Slate’s reprinted a gorgeous illustration of Calvin and Hobbes creator Bill Watterson’s speech to the 1990 graduates of Kenyon College by the artist Gavin Aung Than. And while the whole meditation on living a creative life–or really, pursuing any sort of professional dream–is well worth heeding, I wanted to pull out one part of it and discuss the particular way Than illustrates it, both of which raise larger issues that are well worth a longer conversation.

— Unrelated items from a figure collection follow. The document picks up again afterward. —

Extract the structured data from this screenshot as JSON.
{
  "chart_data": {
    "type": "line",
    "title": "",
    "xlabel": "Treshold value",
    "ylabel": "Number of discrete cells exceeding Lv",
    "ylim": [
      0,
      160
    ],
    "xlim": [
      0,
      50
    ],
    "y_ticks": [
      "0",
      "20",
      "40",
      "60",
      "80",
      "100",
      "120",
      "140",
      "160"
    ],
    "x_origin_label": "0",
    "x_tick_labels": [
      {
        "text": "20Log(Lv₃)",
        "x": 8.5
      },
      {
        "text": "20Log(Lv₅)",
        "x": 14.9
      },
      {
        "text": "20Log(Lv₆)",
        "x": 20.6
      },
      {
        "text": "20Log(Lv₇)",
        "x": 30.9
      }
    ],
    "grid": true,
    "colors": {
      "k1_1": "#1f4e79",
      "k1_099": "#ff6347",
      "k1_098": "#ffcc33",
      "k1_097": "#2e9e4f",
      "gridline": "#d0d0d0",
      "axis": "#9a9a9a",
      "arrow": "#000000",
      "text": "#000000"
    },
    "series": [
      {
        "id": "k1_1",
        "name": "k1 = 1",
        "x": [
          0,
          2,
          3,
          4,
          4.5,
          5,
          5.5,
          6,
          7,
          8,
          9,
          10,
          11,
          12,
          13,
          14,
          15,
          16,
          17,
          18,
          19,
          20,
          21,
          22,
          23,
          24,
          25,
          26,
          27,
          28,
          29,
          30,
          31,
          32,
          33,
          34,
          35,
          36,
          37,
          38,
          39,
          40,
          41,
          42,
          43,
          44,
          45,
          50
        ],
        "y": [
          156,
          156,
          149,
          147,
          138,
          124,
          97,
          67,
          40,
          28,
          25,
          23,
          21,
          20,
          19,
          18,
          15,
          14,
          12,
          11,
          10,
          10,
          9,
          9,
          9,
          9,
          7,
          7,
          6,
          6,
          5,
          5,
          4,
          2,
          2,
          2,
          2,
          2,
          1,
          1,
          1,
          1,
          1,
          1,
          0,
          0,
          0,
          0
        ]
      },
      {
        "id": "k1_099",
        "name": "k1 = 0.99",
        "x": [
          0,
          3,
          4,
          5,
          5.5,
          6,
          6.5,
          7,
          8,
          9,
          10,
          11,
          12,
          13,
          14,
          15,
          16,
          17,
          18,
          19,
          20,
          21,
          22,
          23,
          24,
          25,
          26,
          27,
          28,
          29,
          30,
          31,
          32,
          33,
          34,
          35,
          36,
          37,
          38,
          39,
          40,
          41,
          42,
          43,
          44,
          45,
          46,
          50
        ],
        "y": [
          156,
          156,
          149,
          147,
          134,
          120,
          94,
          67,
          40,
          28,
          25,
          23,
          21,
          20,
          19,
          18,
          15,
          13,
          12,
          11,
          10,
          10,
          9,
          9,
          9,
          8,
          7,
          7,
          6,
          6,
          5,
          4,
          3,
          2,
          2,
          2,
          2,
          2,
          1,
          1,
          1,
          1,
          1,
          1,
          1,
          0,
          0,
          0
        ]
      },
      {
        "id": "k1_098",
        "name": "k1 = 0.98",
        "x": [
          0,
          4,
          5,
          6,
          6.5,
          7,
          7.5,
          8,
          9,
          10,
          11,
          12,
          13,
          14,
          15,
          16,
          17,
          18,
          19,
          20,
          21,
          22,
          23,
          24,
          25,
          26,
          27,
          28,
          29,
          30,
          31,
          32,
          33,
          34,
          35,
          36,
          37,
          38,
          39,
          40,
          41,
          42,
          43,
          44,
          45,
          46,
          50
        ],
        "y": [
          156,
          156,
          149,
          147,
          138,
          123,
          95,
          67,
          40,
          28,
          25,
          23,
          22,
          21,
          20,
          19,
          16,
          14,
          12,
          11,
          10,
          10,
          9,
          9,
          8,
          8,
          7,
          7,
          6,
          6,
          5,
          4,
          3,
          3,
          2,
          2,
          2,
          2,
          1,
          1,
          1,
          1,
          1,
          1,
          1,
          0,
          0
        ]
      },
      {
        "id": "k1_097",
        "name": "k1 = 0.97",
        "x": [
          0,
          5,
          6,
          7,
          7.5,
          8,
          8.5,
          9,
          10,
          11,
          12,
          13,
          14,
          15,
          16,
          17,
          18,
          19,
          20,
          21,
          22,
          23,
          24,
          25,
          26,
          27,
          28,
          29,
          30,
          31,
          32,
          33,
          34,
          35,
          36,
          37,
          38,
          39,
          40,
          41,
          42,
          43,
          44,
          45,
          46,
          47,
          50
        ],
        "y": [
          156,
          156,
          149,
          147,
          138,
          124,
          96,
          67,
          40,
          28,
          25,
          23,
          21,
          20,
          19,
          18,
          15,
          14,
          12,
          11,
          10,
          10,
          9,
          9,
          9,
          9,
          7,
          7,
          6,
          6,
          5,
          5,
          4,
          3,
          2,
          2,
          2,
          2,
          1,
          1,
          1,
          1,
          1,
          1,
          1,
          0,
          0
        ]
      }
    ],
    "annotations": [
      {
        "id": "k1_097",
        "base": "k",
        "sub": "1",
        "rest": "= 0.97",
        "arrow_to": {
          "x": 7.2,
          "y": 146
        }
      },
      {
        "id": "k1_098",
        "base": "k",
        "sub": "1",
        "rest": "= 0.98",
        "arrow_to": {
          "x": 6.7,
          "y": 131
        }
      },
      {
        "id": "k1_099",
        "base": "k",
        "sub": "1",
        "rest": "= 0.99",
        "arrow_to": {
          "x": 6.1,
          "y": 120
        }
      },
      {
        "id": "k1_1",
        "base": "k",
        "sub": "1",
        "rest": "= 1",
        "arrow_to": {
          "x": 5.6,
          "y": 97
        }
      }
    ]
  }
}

“A person who abandons a career in order to stay home and raise children,” Watterson noted,” is considered not to be living up to his potential.” I’m sure that choice of pronouns is deliberate. And Than illustrates that sentiment with images of a male cartoonist who’s supported by his wife as he works late at night on his passion project, who embraces his wife’s pregnant belly, who waves his wife off to work after their daughter is born–and whose daughter’s intervention at a critical moment, by means of a rubber dart gun, provides a powerful reminder to her father to stick to his artistic ambitions rather than settling for compromised commercial success. In other words, it’s a powerful alternate vision of what it might look like to have it all.
The conversation about work, family, and feminism has often been enormously reductive when the phrase “having it all” enters the dialogue. It’s not just that the phrase itself is exceptionally limited, or that even in that crabbed form, it’s relevant mostly to the concerns of affluent, often white, women, rather than women of color for whom the decision to continue working is a matter of survival rather than personal fulfillment. But the conversation also has a tendency to exclude men, their role in the decisions women make, and the fact that men have never been anywhere close to having the sort of comprehensive experience of work and family life that’s set up for women as a necessary achievement.
I’ve been lucky enough to know a number of men in creative professions who are presently, or who have previously been, the primary caretakers for their children, and who have derived a great deal of pleasure from that arrangement, as well as gaining a degree of flexibility that’s helped them pursue their careers. The idea that they might be seen as lesser for this arrangement, which has been beneficial and rewarding for them on two levels, feels ludicrous to me. But as Marc Tracy wrote in The New Republic, conversations about these setups remain rather new among the men of his acquaintance: “Recently, in many cases inspired by the women in our lives and the conversation they are having among themselves, we have begun to question whether our most basic priorities aren’t out of whack, and to wonder whether, for reasons both social and surprisingly biological, we shouldn’t be as “ambitious” to have children as we are to land the next great job. Plus, having had children, many of us hope to play a more active role in their upbringing than has typically been expected of fathers.”
Watterson raised the kind of criticism and anxieties men like Tracy might face more than twenty years ago. Than’s illustration of that speech is a lovely reminder of how much men and women who are in the fortunate position to choose to have one parent stay home if they choose have to gain when those conversations about the arrangement they’ll make are about discerning what’s best for both partners, rather than about fulfilling arbitrary gender roles.